Development and performance of anode material based on A-site deficient Sr2-xFe1.4Ni0.1Mo0.5O6-δ perovskites for solid oxide fuel cells

Abstract Engineering of A-site deficiency in perovskites can be critical for designing new materials with required functional properties. In this article, A-site deficient Sr 2-x Fe 1.4 Ni 0.1 Mo 0.5 O 6-δ (x = 0-0.1, Sr 2-x FNM) perovskites have been synthesized and characterized as anode materials for solid oxide fuel cells. X-ray photoelectron spectroscopy data indicate that Sr deficiency changes valence states of B-site cations.
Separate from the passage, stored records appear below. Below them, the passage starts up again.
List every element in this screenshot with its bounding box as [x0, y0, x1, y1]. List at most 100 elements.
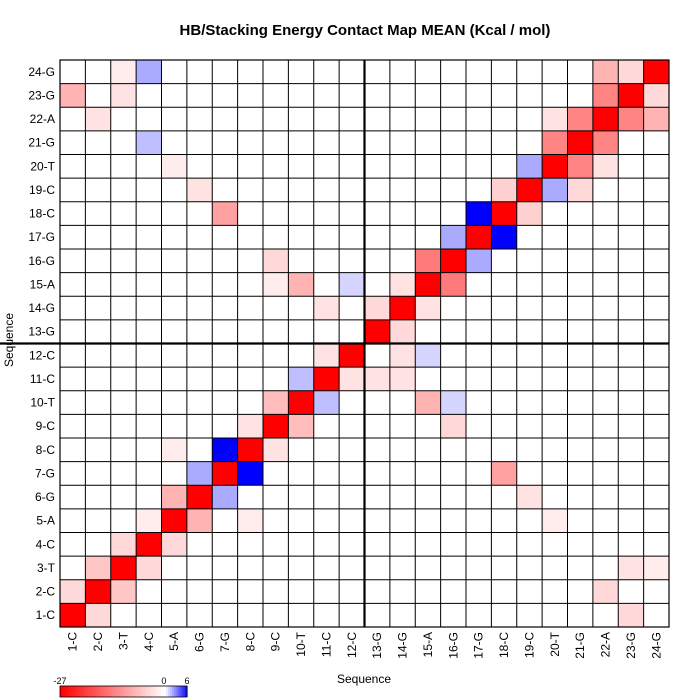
- heatmap-cell: [516, 201, 543, 226]
- heatmap-cell: [288, 272, 314, 297]
- heatmap-cell: [491, 461, 517, 486]
- x-tick-label: 24-G: [649, 632, 663, 659]
- legend-swatch: [165, 686, 169, 697]
- y-tick-label: 11-C: [30, 372, 55, 386]
- heatmap-cell: [389, 319, 416, 344]
- legend-swatch: [108, 686, 112, 697]
- heatmap-cell: [491, 178, 517, 202]
- heatmap-cell: [618, 556, 644, 580]
- legend-swatch: [95, 686, 99, 697]
- legend-swatch: [119, 686, 122, 697]
- x-tick-label: 20-T: [548, 631, 562, 656]
- legend-frame: [59, 685, 188, 698]
- heatmap-cell: [618, 107, 644, 131]
- legend-swatch: [148, 686, 152, 697]
- chart-title: HB/Stacking Energy Contact Map MEAN (Kca…: [180, 22, 551, 39]
- x-tick-label: 17-G: [472, 632, 486, 659]
- heatmap-cell: [440, 414, 466, 438]
- x-tick-label: 10-T: [294, 631, 308, 656]
- legend-swatch: [102, 686, 106, 697]
- heatmap-cell: [110, 532, 137, 557]
- legend-swatch: [62, 686, 65, 697]
- heatmap-cell: [618, 83, 644, 108]
- heatmap-grid: [0, 59, 670, 628]
- heatmap-cell: [618, 603, 644, 627]
- y-tick-label: 13-G: [28, 325, 55, 339]
- x-tick-label: 14-G: [396, 632, 410, 659]
- legend-tick-label: 0: [161, 676, 166, 686]
- y-tick-label: 16-G: [28, 254, 55, 268]
- legend-swatch: [131, 686, 135, 697]
- legend-swatch: [100, 686, 103, 697]
- x-tick-label: 19-C: [522, 632, 536, 658]
- heatmap-cell: [339, 343, 365, 368]
- legend-swatch: [184, 686, 188, 697]
- heatmap-cell: [618, 60, 644, 84]
- legend-swatch: [89, 686, 93, 697]
- heatmap-cell: [237, 414, 263, 438]
- heatmap-cell: [440, 272, 466, 297]
- heatmap-cell: [263, 272, 289, 297]
- heatmap-cell: [466, 225, 492, 249]
- heatmap-cell: [161, 154, 187, 179]
- heatmap-cell: [263, 438, 289, 462]
- x-tick-label: 6-G: [193, 632, 207, 652]
- legend-swatch: [87, 686, 91, 697]
- legend-swatch: [155, 686, 158, 697]
- y-tick-label: 14-G: [28, 301, 55, 315]
- legend-swatch: [76, 686, 80, 697]
- heatmap-cell: [364, 367, 390, 391]
- x-tick-label: 23-G: [624, 632, 638, 659]
- legend-swatch: [172, 686, 175, 697]
- legend-swatch: [112, 686, 116, 697]
- y-tick-label: 1-C: [36, 608, 56, 622]
- y-tick-labels: 1-C 2-C 3-T 4-C 5-A 6-G 7-G 8-C 9-C 10-T 11-C 12-C 1…: [28, 65, 55, 622]
- y-tick-label: 2-C: [36, 585, 56, 599]
- heatmap-cell: [313, 343, 340, 368]
- heatmap-cell: [288, 367, 314, 391]
- y-tick-label: 24-G: [28, 65, 55, 79]
- heatmap-cell: [542, 130, 568, 155]
- heatmap-cell: [592, 107, 619, 131]
- heatmap-cell: [110, 60, 137, 84]
- y-tick-label: 18-C: [29, 207, 55, 221]
- heatmap-cell: [592, 60, 619, 84]
- legend-swatch: [115, 686, 118, 697]
- legend-swatch: [98, 686, 101, 697]
- legend-swatch: [163, 686, 167, 697]
- legend-swatch: [60, 686, 63, 697]
- heatmap-cell: [542, 178, 568, 202]
- legend-swatch: [176, 686, 180, 697]
- x-tick-label: 18-C: [497, 632, 511, 658]
- x-tick-label: 9-C: [269, 632, 283, 652]
- heatmap-cell: [161, 438, 187, 462]
- legend-swatch: [91, 686, 95, 697]
- x-tick-label: 3-T: [116, 631, 130, 650]
- legend-swatch: [83, 686, 86, 697]
- heatmap-cell: [237, 438, 263, 462]
- color-legend: -27 0 6: [53, 676, 190, 698]
- legend-swatch: [125, 686, 129, 697]
- legend-swatch: [159, 686, 163, 697]
- heatmap-cell: [186, 178, 213, 202]
- legend-swatch: [123, 686, 127, 697]
- y-tick-label: 19-C: [29, 183, 55, 197]
- plot-frame: [59, 59, 670, 628]
- y-tick-label: 23-G: [28, 88, 55, 102]
- legend-swatch: [144, 686, 148, 697]
- heatmap-cell: [237, 461, 263, 486]
- legend-swatch: [64, 686, 67, 697]
- heatmap-cell: [85, 579, 111, 604]
- x-tick-label: 21-G: [573, 632, 587, 659]
- legend-tick-label: -27: [53, 676, 66, 686]
- legend-swatch: [104, 686, 108, 697]
- heatmap-cell: [516, 154, 543, 179]
- heatmap-cell: [288, 414, 314, 438]
- legend-swatch: [146, 686, 150, 697]
- heatmap-cell: [415, 296, 441, 320]
- heatmap-cell: [288, 390, 314, 415]
- heatmap-cell: [263, 249, 289, 273]
- legend-swatch: [170, 686, 173, 697]
- y-tick-label: 15-A: [30, 277, 55, 291]
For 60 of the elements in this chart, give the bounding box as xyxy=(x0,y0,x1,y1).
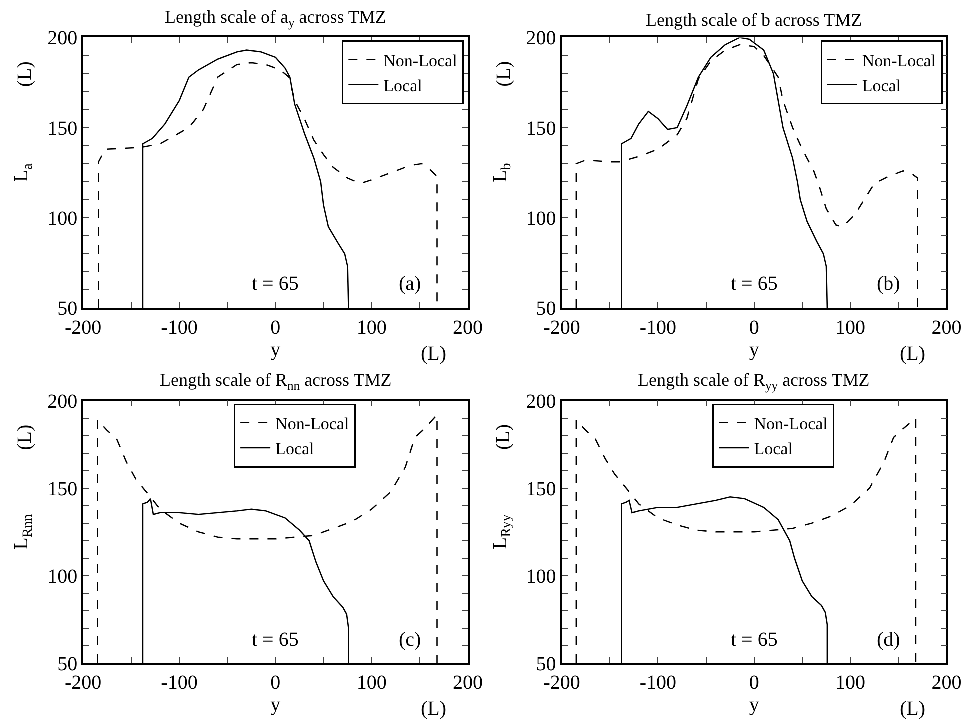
chart-title: Length scale of R$_{nn}$ across TMZ xyxy=(160,370,392,393)
legend-label: Local xyxy=(384,76,423,96)
text: (L) xyxy=(421,343,447,365)
y-tick-label: 100 xyxy=(48,566,78,588)
x-tick-label: 100 xyxy=(356,672,387,694)
x-tick-label: 100 xyxy=(836,316,866,339)
text: (L) xyxy=(14,62,36,88)
x-axis-title: y xyxy=(270,338,281,361)
legend-label: Non-Local xyxy=(384,51,458,70)
y-tick-label: 100 xyxy=(526,208,556,230)
chart-title: Length scale of a$_{y}$ across TMZ xyxy=(165,7,386,30)
annotation: t = 65 xyxy=(731,629,778,651)
annotation: t = 65 xyxy=(731,273,778,295)
y-tick-label: 100 xyxy=(48,208,78,230)
annotation: (d) xyxy=(877,629,900,651)
x-tick-label: 0 xyxy=(749,316,760,339)
y-tick-label: 150 xyxy=(48,118,78,140)
x-tick-label: 100 xyxy=(356,316,387,339)
annotation: (a) xyxy=(399,273,422,295)
legend-label: Non-Local xyxy=(276,414,350,434)
chart-title: Length scale of b across TMZ xyxy=(646,10,862,30)
legend-label: Non-Local xyxy=(862,51,936,70)
x-tick-label: 0 xyxy=(749,672,760,694)
y-tick-label: 150 xyxy=(48,478,78,500)
y-tick-label: 150 xyxy=(526,118,556,140)
y-tick-label: 200 xyxy=(526,28,556,50)
x-tick-label: -100 xyxy=(640,672,677,694)
legend-label: Local xyxy=(276,440,315,459)
y-tick-label: 200 xyxy=(48,390,78,413)
x-tick-label: -100 xyxy=(161,316,198,339)
chart-title: Length scale of R$_{yy}$ across TMZ xyxy=(638,370,870,393)
annotation: t = 65 xyxy=(252,629,299,651)
text: (L) xyxy=(421,698,447,720)
x-tick-label: 200 xyxy=(453,672,484,694)
legend-label: Non-Local xyxy=(754,414,828,434)
annotation: (c) xyxy=(399,629,422,651)
text: (L) xyxy=(492,424,515,450)
x-tick-label: -100 xyxy=(640,316,677,339)
y-tick-label: 150 xyxy=(526,478,556,500)
y-tick-label: 100 xyxy=(526,566,556,588)
legend-label: Local xyxy=(862,76,902,96)
legend-label: Local xyxy=(754,440,794,459)
x-tick-label: -100 xyxy=(161,672,198,694)
x-tick-label: 0 xyxy=(270,316,281,339)
y-tick-label: 200 xyxy=(48,28,78,50)
x-axis-title: y xyxy=(749,694,760,716)
text: (L) xyxy=(14,424,36,450)
x-tick-label: 200 xyxy=(932,316,962,339)
x-tick-label: 200 xyxy=(453,316,484,339)
text: (L) xyxy=(900,343,926,365)
annotation: (b) xyxy=(877,273,900,295)
x-tick-label: 0 xyxy=(270,672,281,694)
x-axis-title: y xyxy=(749,338,760,361)
annotation: t = 65 xyxy=(252,273,299,295)
x-axis-title: y xyxy=(270,694,281,716)
text: (L) xyxy=(900,698,926,720)
x-tick-label: 100 xyxy=(836,672,866,694)
text: (L) xyxy=(492,61,515,87)
x-tick-label: 200 xyxy=(932,672,962,694)
y-tick-label: 200 xyxy=(526,390,556,413)
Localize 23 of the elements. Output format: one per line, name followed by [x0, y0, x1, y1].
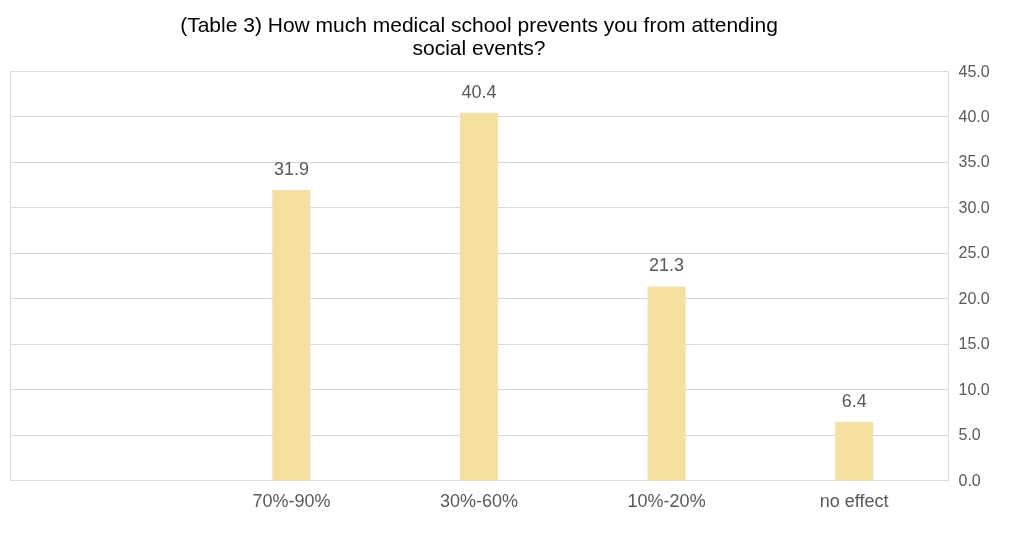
x-tick-label: 30%-60% — [439, 490, 519, 511]
y-tick-label: 15.0 — [958, 335, 990, 353]
y-tick-label: 0.0 — [958, 471, 981, 489]
data-label: 31.9 — [273, 159, 309, 180]
x-tick-label: 70%-90% — [252, 490, 331, 511]
y-tick-label: 45.0 — [958, 62, 990, 80]
y-tick-label: 20.0 — [958, 289, 990, 307]
y-tick-label: 5.0 — [958, 426, 981, 444]
data-label: 40.4 — [461, 81, 497, 102]
bar — [835, 421, 874, 480]
x-tick-label: 10%-20% — [627, 490, 706, 511]
data-label: 21.3 — [649, 255, 685, 276]
data-label: 6.4 — [841, 390, 867, 411]
y-tick-label: 40.0 — [958, 107, 990, 125]
bar — [460, 112, 498, 480]
y-tick-label: 10.0 — [958, 380, 990, 398]
bar — [647, 286, 686, 480]
bar — [272, 190, 311, 480]
x-tick-label: no effect — [819, 490, 889, 511]
chart-title: (Table 3) How much medical school prevents you from attending social events? — [180, 13, 778, 59]
y-tick-label: 35.0 — [958, 153, 990, 171]
y-tick-label: 25.0 — [958, 244, 990, 262]
y-tick-label: 30.0 — [958, 198, 990, 216]
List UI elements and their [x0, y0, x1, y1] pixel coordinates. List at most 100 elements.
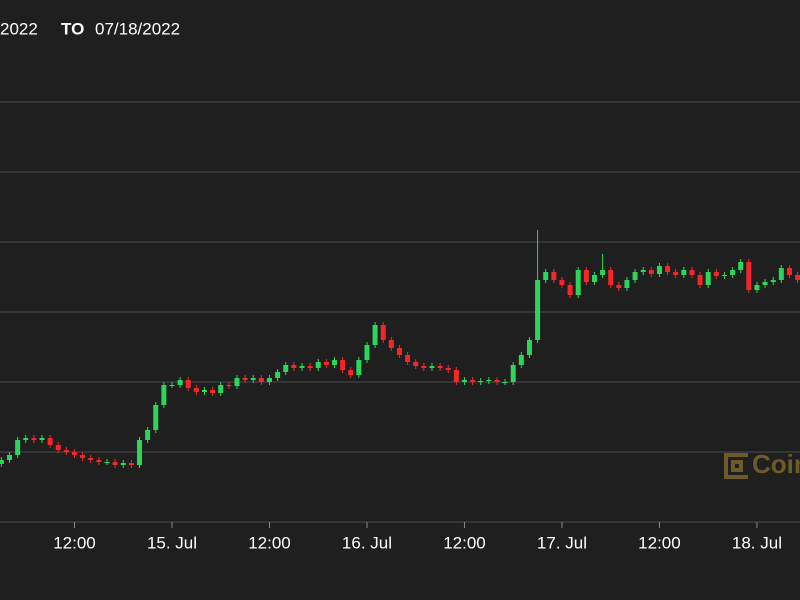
candle-body: [486, 380, 492, 381]
x-tick-label: 15. Jul: [147, 533, 197, 552]
candle-body: [697, 275, 703, 285]
x-tick-label: 12:00: [53, 533, 96, 552]
candle-body: [47, 438, 53, 445]
candle-body: [429, 366, 435, 368]
candle-body: [291, 365, 297, 368]
candle-body: [96, 460, 102, 462]
candle-body: [689, 270, 695, 275]
x-tick-label: 16. Jul: [342, 533, 392, 552]
candle-body: [104, 462, 110, 463]
candle-body: [591, 275, 597, 282]
candle-body: [323, 362, 329, 365]
candle-body: [730, 270, 736, 275]
candle-body: [340, 360, 346, 370]
candle-body: [648, 270, 654, 274]
date-separator: TO: [61, 19, 84, 38]
candle-body: [128, 463, 134, 465]
candle-body: [518, 355, 524, 365]
candle-body: [762, 282, 768, 285]
candle-body: [299, 366, 305, 368]
candle-body: [713, 272, 719, 276]
candle-body: [526, 340, 532, 355]
candle-body: [258, 378, 264, 382]
candle-body: [543, 272, 549, 280]
candle-body: [575, 270, 581, 295]
candle-body: [640, 270, 646, 272]
watermark-logo: [724, 453, 748, 479]
watermark-text: Coin: [752, 449, 800, 479]
candle-body: [535, 280, 541, 340]
candle-body: [396, 348, 402, 355]
candle-body: [193, 388, 199, 392]
candle-body: [364, 345, 370, 360]
candle-body: [55, 445, 61, 450]
candle-body: [778, 268, 784, 280]
candle-body: [770, 280, 776, 282]
candle-body: [7, 455, 13, 460]
candle-body: [161, 385, 167, 405]
candle-body: [226, 385, 232, 386]
candle-body: [453, 370, 459, 382]
candle-body: [242, 378, 248, 380]
candle-body: [372, 325, 378, 345]
candle-body: [795, 275, 800, 280]
candle-body: [681, 270, 687, 275]
candle-body: [23, 438, 29, 440]
candle-body: [413, 362, 419, 366]
candle-body: [673, 272, 679, 275]
candle-body: [275, 372, 281, 378]
candle-body: [185, 380, 191, 388]
candle-body: [380, 325, 386, 340]
candle-body: [177, 380, 183, 385]
candle-body: [494, 380, 500, 382]
candle-body: [567, 285, 573, 295]
candle-body: [624, 280, 630, 288]
x-tick-label: 12:00: [638, 533, 681, 552]
date-from: 2022: [0, 19, 38, 38]
x-tick-label: 18. Jul: [732, 533, 782, 552]
candle-body: [632, 272, 638, 280]
candle-body: [388, 340, 394, 348]
candle-body: [738, 262, 744, 270]
candle-body: [31, 438, 37, 440]
candle-body: [80, 455, 86, 458]
candle-body: [754, 285, 760, 290]
candle-body: [461, 380, 467, 382]
candle-body: [71, 452, 77, 455]
candle-body: [210, 390, 216, 393]
candle-body: [112, 462, 118, 465]
candle-body: [616, 285, 622, 288]
candle-body: [331, 360, 337, 365]
candle-body: [348, 370, 354, 375]
candle-body: [478, 381, 484, 382]
candle-body: [0, 460, 4, 464]
candle-body: [88, 458, 94, 460]
candle-body: [136, 440, 142, 465]
candle-body: [656, 266, 662, 274]
candle-body: [266, 378, 272, 382]
candle-body: [201, 390, 207, 392]
candle-body: [445, 368, 451, 370]
candle-body: [218, 385, 224, 393]
candle-body: [153, 405, 159, 430]
candle-body: [786, 268, 792, 275]
candle-body: [559, 280, 565, 285]
date-to: 07/18/2022: [95, 19, 180, 38]
candle-body: [315, 362, 321, 368]
candle-body: [437, 366, 443, 368]
x-tick-label: 12:00: [443, 533, 486, 552]
candle-body: [705, 272, 711, 285]
candle-body: [746, 262, 752, 290]
candle-body: [15, 440, 21, 455]
candle-body: [63, 450, 69, 452]
candle-body: [145, 430, 151, 440]
candle-body: [665, 266, 671, 272]
candle-body: [510, 365, 516, 382]
candle-body: [583, 270, 589, 282]
candle-body: [470, 380, 476, 382]
candle-body: [234, 378, 240, 386]
candle-body: [169, 385, 175, 386]
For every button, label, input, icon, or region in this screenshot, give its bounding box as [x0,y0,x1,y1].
The introduction of A-site deficiency has shown to improve the chemical stability of the as-prepared materials under reducing conditions. With increasing of Sr deficiency, the conductivity in 5% H 2 /Ar increases markedly, reaching a peak value of 26.6 S cm −1 at x = 0.05. While further increasing of x reduces the conductivity by affecting the mobility of electronic charge carriers. The La 0.9 Sr 0.1 Ga 0.8 Mg 0.2 O 3 electrolyte-supported cell with La 0.6 Sr 0.4 Fe 0.8 Co 0.2 O 3 cathode and Sr 1.95 Fe 1.4 Ni 0.1 Mo 0.5 O 6-δ anode demonstrates a maximum power density of 606 mW cm −2 at 800 °C operating in H 2 . Such designed A-site deficiency perovskite has the potential to be applied as SOFC anode materials.